Alors que les États-Unis et l’Union européenne renforcent activement leur présence en Asie centrale, la Chine pousse elle aussi à une intégration économique rapide dans la région, avec de grands projets de transport et d’infrastructures destinés à relier la Chine et l’Occident via l’Asie centrale, comme la ligne ferroviaire Chine-Kirghizistan-Ouzbékistan, censée raccourcir les trajets entre l’Asie, le Moyen-Orient et l’Europe du Sud.
Alors que la coopération industrielle et la connectivité des transports figurent parmi les grandes priorités de Tachkent, le président ouzbek Chavkat Mirzioïev est arrivé à Bichkek pour promouvoir également le corridor transafghan, qui doit connecter les projets d’infrastructures en plein essor des pays d’Asie centrale à l’Afghanistan et aux ports de l’océan Indien.
Le président azéri Ilham Aliev et le Premier ministre arménien Nikol Pachinian ont tenu lundi à Bichkek un nouveau round de pourparlers de paix pour discuter des prochaines étapes de leur processus historique de réconciliation.
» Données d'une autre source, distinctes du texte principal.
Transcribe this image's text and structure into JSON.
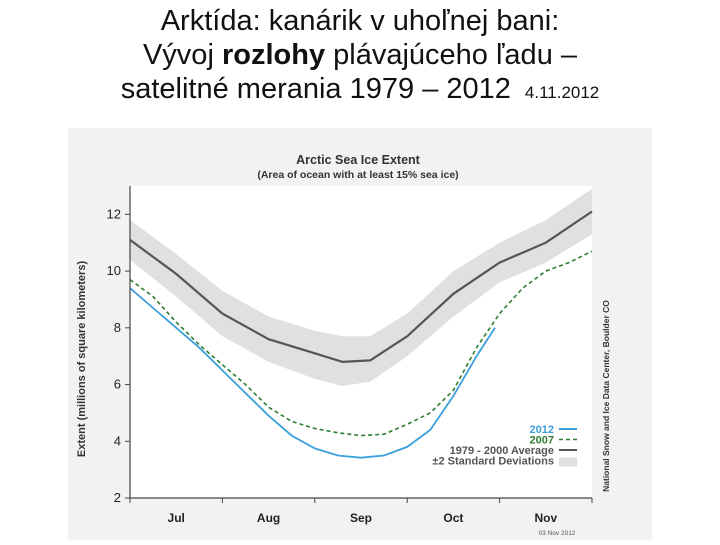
{
  "slide": {
    "title_line1": "Arktída: kanárik v uhoľnej bani:",
    "title_line2_pre": "Vývoj ",
    "title_line2_bold": "rozlohy",
    "title_line2_post": " plávajúceho ľadu –",
    "title_line3": "satelitné merania 1979 – 2012",
    "date": "4.11.2012"
  },
  "chart_data": {
    "type": "line",
    "title": "Arctic Sea Ice Extent",
    "subtitle": "(Area of ocean with at least 15% sea ice)",
    "ylabel": "Extent (millions of square kilometers)",
    "categories": [
      "Jul",
      "Aug",
      "Sep",
      "Oct",
      "Nov"
    ],
    "category_x": [
      0.5,
      1.5,
      2.5,
      3.5,
      4.5
    ],
    "xlim": [
      0,
      5
    ],
    "ylim": [
      2,
      13
    ],
    "yticks": [
      2,
      4,
      6,
      8,
      10,
      12
    ],
    "series": [
      {
        "name": "1979 - 2000 Average",
        "color": "#555555",
        "style": "solid",
        "x": [
          0,
          0.5,
          1,
          1.5,
          2,
          2.3,
          2.6,
          3.0,
          3.5,
          4.0,
          4.5,
          5.0
        ],
        "y": [
          11.1,
          9.9,
          8.5,
          7.6,
          7.1,
          6.8,
          6.85,
          7.7,
          9.2,
          10.3,
          11.0,
          12.1
        ]
      },
      {
        "name": "±2 Standard Deviations",
        "color": "#e0e0e0",
        "style": "band",
        "x": [
          0,
          0.5,
          1,
          1.5,
          2,
          2.3,
          2.6,
          3.0,
          3.5,
          4.0,
          4.5,
          5.0
        ],
        "lower": [
          10.4,
          9.1,
          7.7,
          6.8,
          6.2,
          5.95,
          6.1,
          7.0,
          8.4,
          9.6,
          10.3,
          11.3
        ],
        "upper": [
          11.8,
          10.6,
          9.3,
          8.4,
          7.9,
          7.7,
          7.7,
          8.5,
          10.0,
          11.0,
          11.8,
          12.9
        ]
      },
      {
        "name": "2007",
        "color": "#2e7d32",
        "style": "dashed",
        "x": [
          0,
          0.25,
          0.5,
          0.75,
          1.0,
          1.25,
          1.5,
          1.75,
          2.0,
          2.25,
          2.5,
          2.75,
          3.0,
          3.25,
          3.5,
          3.75,
          4.0,
          4.25,
          4.5,
          4.75,
          5.0
        ],
        "y": [
          9.7,
          9.1,
          8.2,
          7.4,
          6.7,
          6.0,
          5.2,
          4.7,
          4.45,
          4.3,
          4.2,
          4.25,
          4.6,
          5.0,
          5.8,
          7.3,
          8.5,
          9.4,
          10.0,
          10.3,
          10.7
        ]
      },
      {
        "name": "2012",
        "color": "#3b9fdc",
        "style": "solid",
        "x": [
          0,
          0.25,
          0.5,
          0.75,
          1.0,
          1.25,
          1.5,
          1.75,
          2.0,
          2.25,
          2.5,
          2.75,
          3.0,
          3.25,
          3.5,
          3.75,
          3.95
        ],
        "y": [
          9.4,
          8.7,
          8.0,
          7.3,
          6.5,
          5.7,
          4.9,
          4.2,
          3.75,
          3.5,
          3.42,
          3.5,
          3.8,
          4.4,
          5.6,
          7.0,
          8.0
        ]
      }
    ],
    "legend": {
      "position": "bottom-right",
      "items": [
        "2012",
        "2007",
        "1979 - 2000 Average",
        "±2 Standard Deviations"
      ]
    },
    "credit": "National Snow and Ice Data Center, Boulder CO",
    "date_stamp": "03 Nov 2012",
    "grid": false
  }
}
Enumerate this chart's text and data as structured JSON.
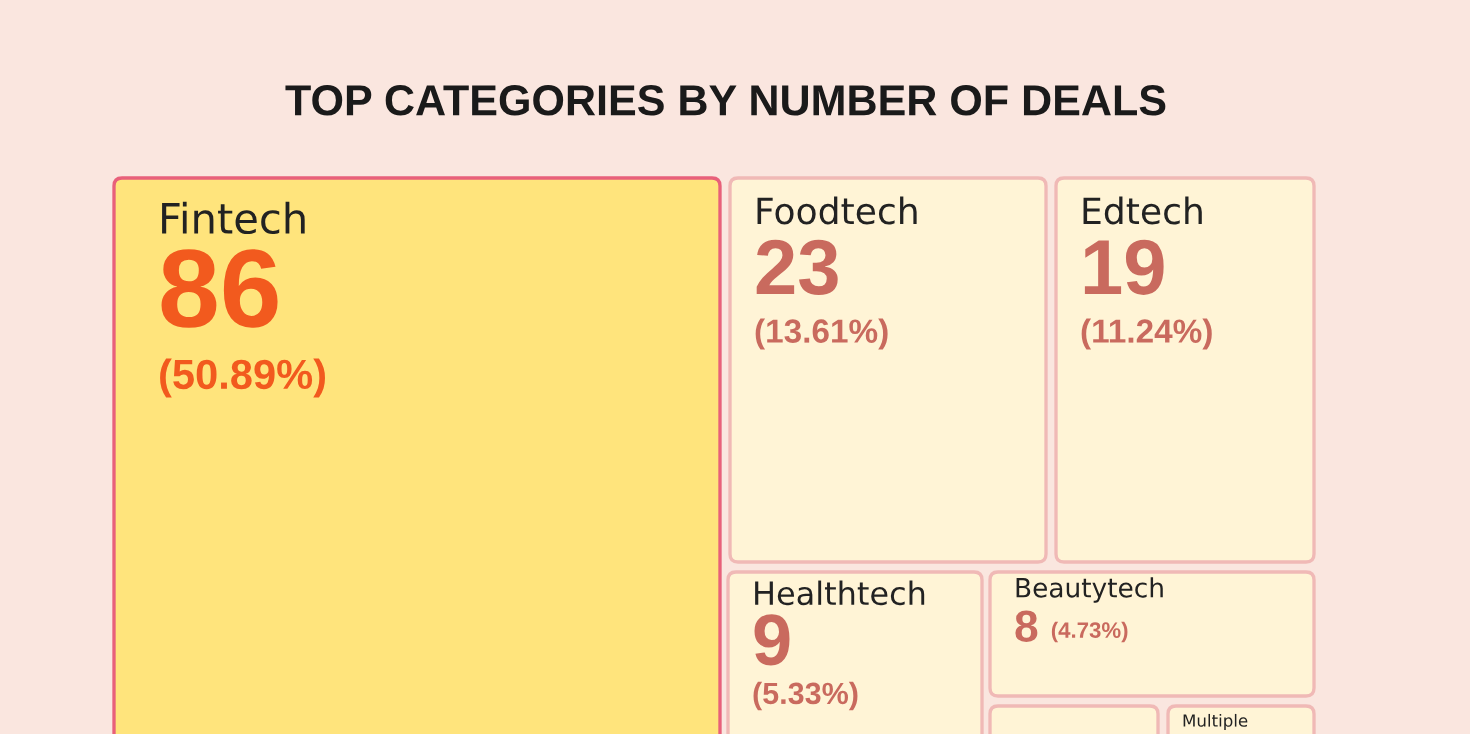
{
  "chart_data": {
    "type": "other",
    "title": "TOP CATEGORIES BY NUMBER OF DEALS",
    "categories": [
      "Fintech",
      "Foodtech",
      "Edtech",
      "Healthtech",
      "Beautytech",
      null,
      "Multiple"
    ],
    "values": [
      86,
      23,
      19,
      9,
      8,
      null,
      null
    ],
    "data_labels": true,
    "annotations": [
      "(50.89%)",
      "(13.61%)",
      "(11.24%)",
      "(5.33%)",
      "(4.73%)",
      null,
      null
    ],
    "colors": [
      "#ffe47c",
      "#fff4d6",
      "#fff4d6",
      "#fff4d6",
      "#fff4d6",
      "#fff4d6",
      "#fff4d6"
    ]
  }
}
Les deux dirigeants ont également évoqué de nouvelles coopérations commerciales et énergétiques ainsi que les principaux projets du Corridor intermédiaire via la Trump Route for International Peace and Prosperity (TRIPP).
Le président kazakh Kassym-Jomart Tokaïev a lui aussi rencontré son homologue azéri pour discuter du commerce et des investissements au travers de projets régionaux conjoints.
Poutine est également arrivé à Bichkek lundi pour peser sur le sommet régional et doit rencontrer Xi sur fond de difficultés économiques à Moscou.
Le président russe doit s’entretenir avec Erdoğan pour évoquer la guerre menée par la Russie en Ukraine et la sécurité en mer Noire, ainsi qu’avec Pezeshkian, l’Iran ayant bénéficié d’un soutien appuyé de Moscou durant sa confrontation militaire avec les États-Unis et Israël.
Poutine devrait également rencontrer Pachinian, après les avertissements lancés par Moscou contre l’intention nouvellement annoncée d’Erevan de déposer une demande d’adhésion à l’Union européenne.